Cross-tab events arrive out of order or twice BroadcastChannel is async and per-tab; handlers assumed synchronous in-page ordering. Fix: keep handlers idempotent, tag re-injected events with a crossTab flag to stop loops, and don’t round-trip state through another tab.
Consumer reads a renamed field as undefined Schema-version skew during a rolling deploy: a v1 consumer trusted a v2 payload. Fix: stamp every event with a v field, ignore unknown contract versions, and keep emitting the old shape until all consumers migrate.

FAQ #

Should I use BroadcastChannel, RxJS, or CustomEvent for the bus?

Use CustomEvent for the simplest in-page bus with no dependencies, RxJS when you need operator composition like filter, debounce, and replay, and BroadcastChannel when events must reach other tabs of the same origin. The full trade-off is laid out in BroadcastChannel vs RxJS vs CustomEvent for an event bus.

How do I prevent memory leaks when remotes unmount frequently?

Make every subscription return a teardown function and bind it to the component lifecycle — useEffect cleanup in React, ngOnDestroy in Angular, onUnmounted in Vue. With RxJS, route streams through takeUntil(destroy$). Verify in tests that a publish after teardown reaches no handler.

What happens when a remote emits a payload an older host doesn’t understand?

Runtime validation catches it. The publisher’s safeParse rejects a malformed payload and the host never sees it, so a bad deploy degrades gracefully instead of crashing. Pair this with additive-only schema changes so new fields are simply ignored by older consumers.
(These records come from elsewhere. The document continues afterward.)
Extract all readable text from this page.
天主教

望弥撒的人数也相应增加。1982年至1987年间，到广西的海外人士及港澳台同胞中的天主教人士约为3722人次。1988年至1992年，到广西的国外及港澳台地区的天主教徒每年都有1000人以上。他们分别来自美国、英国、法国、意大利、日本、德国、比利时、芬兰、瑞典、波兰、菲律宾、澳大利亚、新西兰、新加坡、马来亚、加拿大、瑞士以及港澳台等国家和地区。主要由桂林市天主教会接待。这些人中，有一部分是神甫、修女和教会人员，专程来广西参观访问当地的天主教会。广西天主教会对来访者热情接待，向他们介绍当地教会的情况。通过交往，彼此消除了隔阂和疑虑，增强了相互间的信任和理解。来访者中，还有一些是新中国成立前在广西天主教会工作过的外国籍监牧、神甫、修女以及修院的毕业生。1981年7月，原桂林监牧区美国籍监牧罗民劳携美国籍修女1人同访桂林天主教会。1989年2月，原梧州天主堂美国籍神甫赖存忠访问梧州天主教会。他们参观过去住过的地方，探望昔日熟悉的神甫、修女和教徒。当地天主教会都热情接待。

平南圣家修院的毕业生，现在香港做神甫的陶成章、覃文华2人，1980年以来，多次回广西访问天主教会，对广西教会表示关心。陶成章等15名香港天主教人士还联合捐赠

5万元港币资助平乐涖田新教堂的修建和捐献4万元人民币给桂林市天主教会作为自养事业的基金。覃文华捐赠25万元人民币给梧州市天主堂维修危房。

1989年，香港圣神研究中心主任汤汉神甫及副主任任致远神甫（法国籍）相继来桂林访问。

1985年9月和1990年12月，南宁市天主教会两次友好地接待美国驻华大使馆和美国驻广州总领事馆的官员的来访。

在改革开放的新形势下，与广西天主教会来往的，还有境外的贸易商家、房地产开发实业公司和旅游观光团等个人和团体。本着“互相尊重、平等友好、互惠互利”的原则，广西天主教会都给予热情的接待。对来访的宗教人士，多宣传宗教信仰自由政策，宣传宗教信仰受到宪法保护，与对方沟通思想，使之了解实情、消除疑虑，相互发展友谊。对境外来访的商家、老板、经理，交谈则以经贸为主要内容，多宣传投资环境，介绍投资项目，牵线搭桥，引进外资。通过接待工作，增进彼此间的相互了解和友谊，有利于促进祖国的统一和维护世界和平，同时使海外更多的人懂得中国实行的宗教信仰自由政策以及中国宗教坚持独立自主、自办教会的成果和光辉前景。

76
Is an event bus a replacement for shared state?

No — they solve different problems. A bus is for notifications between decoupled apps (“the user logged in”), while shared state is for reading the same data across apps. Many systems use both; see synchronizing Redux across micro-frontends for the shared-state side.

How do I evolve the event contract without a coordinated big-bang deploy?

Treat the schema like a public API: additive-only. Stamp every event with a version field, add new fields as optional, and never repurpose an existing field’s meaning. When a breaking shape is unavoidable, introduce a new event name and emit both the old and new for at least two release cycles, then retire the old one once telemetry shows no remaining consumers. Each remote migrates on its own schedule — which is the entire point of keeping them decoupled.